Pocket Ninjas: Even The Kids Will Just Say No
Robert I. Hedges | 04/04/2007
(1 out of 5 stars)
"I bought this DVD for a friend who is a Robert Z'Dar completeist. I was morbidly curious, so I watched it first. That was a major lapse of judgment. My first challenge was in trying to play the DVD: the main menu is so poorly designed as to make it hard to figure out how to get the movie to start; unfortunately I was a bit too tenacious and actually was able to get the film to play.
This film is one of the most amateurish films ever made (I am not the first reviewer to notice this,) making such Mogadore, Ohio classics as "Chickboxer" and "Galaxy of the Dinosaurs" look like Oscar winners by comparison. The movie stars a long haired karate instructor (think Roger Daltry in a bathrobe) and three annoying kids. This concept was far more skillfully executed by Hulk Hogan in "3 Ninjas: High Noon at Mega Mountain." I am somewhat ashamed to be able to thoughtfully compare the two.
The teacher is the "White Dragon" who patrols the streets of gang-infested Los Angeles by night. He has supernatural powers (the "gift of the dragon") which he passes along to his three young proteges, who get red, gold, and black dragon masks of their own. (When you see the Red Dragon, note how he looks like an almost perfect cross between Gene Simmons in costume and Boy George.) The enemy is Cobra Khan played by Robert Z'Dar, who along with his son, Cubby Khan, run the looting and pillaging gangs.
The kids adore their teacher, and they practice with him daily. In fact, the huge preponderance of the film is taken up by karate practice (they wish they were as good as the cast of "Chickboxer" but they aren't) and annoying electronic music. Not only are they small ninjas (hence the title,) they rollerblade to their fights. There are subplots about environmental damage and fish poisonings, a comic book written in "Canadian" instead of English (rendering it illegible to the ninjas,) and fantasy action vignettes in which Robert Z'Dar actually gets to play patty cake and do a Tarzan impression that frightens off clowns. (I am not making this up.) Of all subplots, though, the most disconcerting is the one in which the moody ninja's mom is romantically interested in the karate teacher. When she bakes him cookies there are voiceovers where we get to explore what they are thinking about each other. Samples include "Nice muscles" and "Her hair is like a waterfall gleaming in the moonlight." That's not too far off, actually: her hair is quite large.
Cubby Khan and his minions finally duke it out in a warehouse, and engage the ninjas in a virtual reality game to determine the winner. This is perhaps the worst few minutes of film I have ever sat through in my entire life. Between the "Sonic Virtual Reality" special effects and Robert Z'Dar being enveloped in silly string, very little else compares to this in wretchedness.
One thing to note as the film ends: absolutely no plots are resolved.
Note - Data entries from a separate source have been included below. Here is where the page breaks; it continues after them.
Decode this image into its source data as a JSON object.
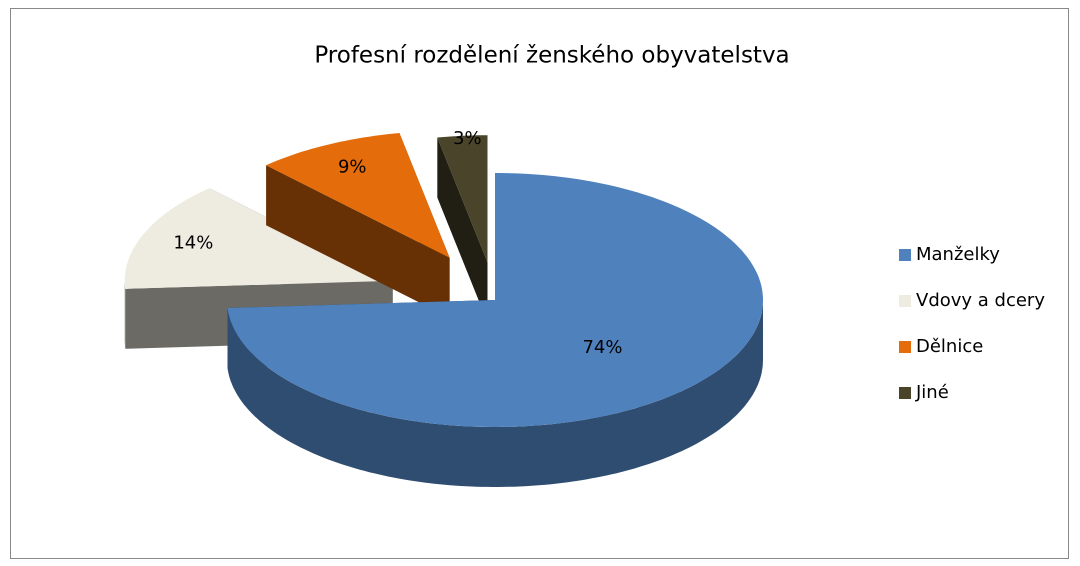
{
  "chart_data": {
    "type": "pie3d",
    "title": "Profesní rozdělení ženského obyvatelstva",
    "categories": [
      "Manželky",
      "Vdovy a dcery",
      "Dělnice",
      "Jiné"
    ],
    "values": [
      74,
      14,
      9,
      3
    ],
    "value_labels": [
      "74%",
      "14%",
      "9%",
      "3%"
    ],
    "colors": [
      "#4f81bd",
      "#eeece1",
      "#e46c0a",
      "#4a452a"
    ],
    "legend": "right"
  }
}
None. This film is notable for its utter lack of resolution. Are the gang problems solved? Do the karate teacher and the ninja's mom hook up? Is the fish poisoning stopped? We have no idea (and we don't care.) That shouldn't really be a problem for the target audience of this film, but even children will be unentertained by this drivel. This is not so bad it's good, it's just bad. If you want to see a better performance by Robert Z'Dar, I recommend "Guns of El Chupacabra," which, while awful, is still better than this. Actually I would recommend any of Robert Z'Dar's movies in preference to this, now that I think about it.
Pocket Ninjas: even the kids will just say no."